More alarming transmission methods have been documented: mowing over nests of infected animals can aerosolize the bacteria, unknowingly infecting the person operating the mower.

This mode of transmission was first observed in 2000 at a Massachusetts vineyard, where a tularemia outbreak persisted for six months, resulting in 15 confirmed cases and one death. Similarly, at least one of several cases reported in Colorado during 2014-2015 was also linked to lawn mowing.
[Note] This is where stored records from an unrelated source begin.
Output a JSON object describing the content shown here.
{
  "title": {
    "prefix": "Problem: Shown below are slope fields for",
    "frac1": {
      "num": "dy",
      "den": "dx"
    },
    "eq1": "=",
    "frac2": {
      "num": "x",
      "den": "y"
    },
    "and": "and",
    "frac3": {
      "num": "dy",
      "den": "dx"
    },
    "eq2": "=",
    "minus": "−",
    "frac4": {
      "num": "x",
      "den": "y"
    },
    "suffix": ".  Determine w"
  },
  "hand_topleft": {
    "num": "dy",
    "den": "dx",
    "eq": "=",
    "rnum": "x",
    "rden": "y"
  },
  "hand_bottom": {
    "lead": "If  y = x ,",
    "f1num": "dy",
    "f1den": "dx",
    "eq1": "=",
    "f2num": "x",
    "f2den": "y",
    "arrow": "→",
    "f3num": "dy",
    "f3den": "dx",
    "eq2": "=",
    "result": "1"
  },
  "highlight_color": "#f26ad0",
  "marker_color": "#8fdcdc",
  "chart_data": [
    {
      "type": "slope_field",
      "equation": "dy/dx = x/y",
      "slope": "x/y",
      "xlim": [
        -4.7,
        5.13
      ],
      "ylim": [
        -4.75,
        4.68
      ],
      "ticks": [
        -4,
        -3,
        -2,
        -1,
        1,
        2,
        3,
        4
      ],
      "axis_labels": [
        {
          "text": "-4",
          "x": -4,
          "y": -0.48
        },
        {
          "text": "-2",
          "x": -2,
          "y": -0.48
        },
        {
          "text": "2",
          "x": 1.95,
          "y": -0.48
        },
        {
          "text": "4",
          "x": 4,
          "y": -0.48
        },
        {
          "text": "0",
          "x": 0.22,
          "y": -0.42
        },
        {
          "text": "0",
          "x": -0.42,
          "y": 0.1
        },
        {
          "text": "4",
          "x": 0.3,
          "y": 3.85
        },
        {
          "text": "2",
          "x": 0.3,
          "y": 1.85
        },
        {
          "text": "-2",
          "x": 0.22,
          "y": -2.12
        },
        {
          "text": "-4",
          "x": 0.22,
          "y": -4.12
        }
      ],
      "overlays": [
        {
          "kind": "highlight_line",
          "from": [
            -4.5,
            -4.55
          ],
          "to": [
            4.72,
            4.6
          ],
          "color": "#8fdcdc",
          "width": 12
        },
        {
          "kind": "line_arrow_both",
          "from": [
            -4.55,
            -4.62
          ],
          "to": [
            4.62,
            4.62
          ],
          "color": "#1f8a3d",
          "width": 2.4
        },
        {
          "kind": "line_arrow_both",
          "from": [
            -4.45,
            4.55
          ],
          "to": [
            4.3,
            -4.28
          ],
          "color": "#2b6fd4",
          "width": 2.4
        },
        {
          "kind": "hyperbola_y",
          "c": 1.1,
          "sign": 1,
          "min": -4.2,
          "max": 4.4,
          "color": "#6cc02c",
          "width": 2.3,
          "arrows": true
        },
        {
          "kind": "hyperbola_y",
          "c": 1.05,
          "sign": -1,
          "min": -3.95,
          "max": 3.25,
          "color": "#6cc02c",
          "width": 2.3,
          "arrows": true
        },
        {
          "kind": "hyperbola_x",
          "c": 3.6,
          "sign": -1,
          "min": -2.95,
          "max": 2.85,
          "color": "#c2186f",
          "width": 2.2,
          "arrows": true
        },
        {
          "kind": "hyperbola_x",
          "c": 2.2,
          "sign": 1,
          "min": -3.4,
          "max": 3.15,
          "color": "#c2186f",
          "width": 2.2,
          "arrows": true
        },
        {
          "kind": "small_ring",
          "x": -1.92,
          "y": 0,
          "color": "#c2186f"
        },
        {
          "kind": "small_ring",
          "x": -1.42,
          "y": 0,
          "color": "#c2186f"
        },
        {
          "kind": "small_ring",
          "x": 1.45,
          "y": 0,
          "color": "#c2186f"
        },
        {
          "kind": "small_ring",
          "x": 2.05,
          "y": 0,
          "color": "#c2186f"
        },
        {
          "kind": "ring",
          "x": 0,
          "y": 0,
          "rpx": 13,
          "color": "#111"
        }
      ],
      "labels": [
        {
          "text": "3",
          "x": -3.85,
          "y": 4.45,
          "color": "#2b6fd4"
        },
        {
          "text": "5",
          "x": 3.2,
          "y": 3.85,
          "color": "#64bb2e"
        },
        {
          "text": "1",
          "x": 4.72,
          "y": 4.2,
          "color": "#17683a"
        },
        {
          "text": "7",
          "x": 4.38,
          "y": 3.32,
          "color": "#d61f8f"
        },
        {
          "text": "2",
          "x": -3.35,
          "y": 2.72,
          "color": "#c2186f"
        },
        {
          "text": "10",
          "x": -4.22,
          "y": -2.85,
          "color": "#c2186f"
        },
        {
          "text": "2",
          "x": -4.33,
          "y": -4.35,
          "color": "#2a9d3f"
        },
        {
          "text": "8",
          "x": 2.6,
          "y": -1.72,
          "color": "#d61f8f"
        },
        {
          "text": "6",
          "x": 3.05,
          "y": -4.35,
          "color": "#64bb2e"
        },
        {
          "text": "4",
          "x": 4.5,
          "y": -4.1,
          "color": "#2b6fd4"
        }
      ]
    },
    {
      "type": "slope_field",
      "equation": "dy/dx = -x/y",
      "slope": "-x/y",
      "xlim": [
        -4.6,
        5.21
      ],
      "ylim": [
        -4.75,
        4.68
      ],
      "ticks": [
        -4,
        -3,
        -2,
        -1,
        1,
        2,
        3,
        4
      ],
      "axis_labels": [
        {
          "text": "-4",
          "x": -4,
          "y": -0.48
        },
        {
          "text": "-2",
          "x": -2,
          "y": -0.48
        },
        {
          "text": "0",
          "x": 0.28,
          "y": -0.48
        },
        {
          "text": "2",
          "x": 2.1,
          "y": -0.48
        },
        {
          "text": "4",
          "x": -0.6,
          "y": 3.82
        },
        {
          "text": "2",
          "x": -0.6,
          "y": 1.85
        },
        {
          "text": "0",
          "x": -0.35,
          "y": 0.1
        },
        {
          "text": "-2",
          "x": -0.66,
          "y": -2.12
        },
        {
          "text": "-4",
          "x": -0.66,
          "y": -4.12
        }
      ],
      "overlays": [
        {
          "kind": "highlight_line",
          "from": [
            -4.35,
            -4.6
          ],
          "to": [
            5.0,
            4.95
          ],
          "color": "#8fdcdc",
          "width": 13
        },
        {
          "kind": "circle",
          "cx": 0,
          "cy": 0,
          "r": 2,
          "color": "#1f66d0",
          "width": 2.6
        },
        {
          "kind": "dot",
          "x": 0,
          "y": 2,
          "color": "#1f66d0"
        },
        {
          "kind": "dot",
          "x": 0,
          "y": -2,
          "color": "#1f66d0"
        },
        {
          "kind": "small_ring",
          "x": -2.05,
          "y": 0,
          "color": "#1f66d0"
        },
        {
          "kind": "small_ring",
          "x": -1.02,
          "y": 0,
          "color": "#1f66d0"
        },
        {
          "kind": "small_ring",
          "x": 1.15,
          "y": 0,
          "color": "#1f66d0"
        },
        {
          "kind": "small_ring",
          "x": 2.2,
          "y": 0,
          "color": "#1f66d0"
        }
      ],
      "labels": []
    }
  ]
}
The CDC closely monitors this bacterium, not only because it is classified as a Tier 1 Select Agent by the U.S. government due to its potential use in bioterrorism but also because, when naturally transmitted, it can be deadly without proper treatment.

“The case fatality rate of tularemia is typically below 2%, though it can be higher depending on the clinical presentation and bacterial strain,” note the authors of a CDC report.

Tularemia is relatively rare: between 2011 and 2022, just 2,462 cases were reported across 47 states. The CDC estimates approximately 1.35 million cases of Salmonella poisoning annually. Despite its rarity- just one case per 200,000 people- the incidence rate for tularemia during this period was 56% higher than in 2001-2010.

This increase is partly attributed to improved case identification. Starting in 2017, the CDC began including cases where Francisella tularensis was detected via polymerase chain reaction (PCR) in the “probable case” count. Previously, probable cases required symptoms and molecular markers indicative of the bacteria.

To confirm a tularemia diagnosis, a bacterial isolate must be obtained from the patient’s body, or a significant change in antibody levels in blood tests must be observed. Between 2011 and 2022, there were 984 confirmed cases and 1,475 probable cases, with probable cases accounting for 60% of the total. This is a significant shift from 2001-2010 when only 35% of cases were classified as probable.

The CDC notes, “Increased reporting of probable cases might reflect an actual rise in human infections, improved detection methods, or both.” Variations in available laboratory testing during this time may have also influenced the data.

The disease disproportionately affects certain groups. Incidence rates among Native Americans and Alaska Natives, as defined by the CDC, were about five times higher than those of White individuals. The report’s authors suggest that factors like the concentration of Native American reservations in central states and cultural or occupational activities increasing exposure to infected wildlife or arthropods might contribute to this disparity.

Other high-risk groups include children aged 5-9, men aged 65-84, and individuals residing in central U.S. states.

Diagnosing tularemia is challenging due to its highly variable symptoms, which depend on the mode of transmission. However, increased awareness of its transmission routes can help prevent exposure and enable faster diagnosis and treatment with antibiotics.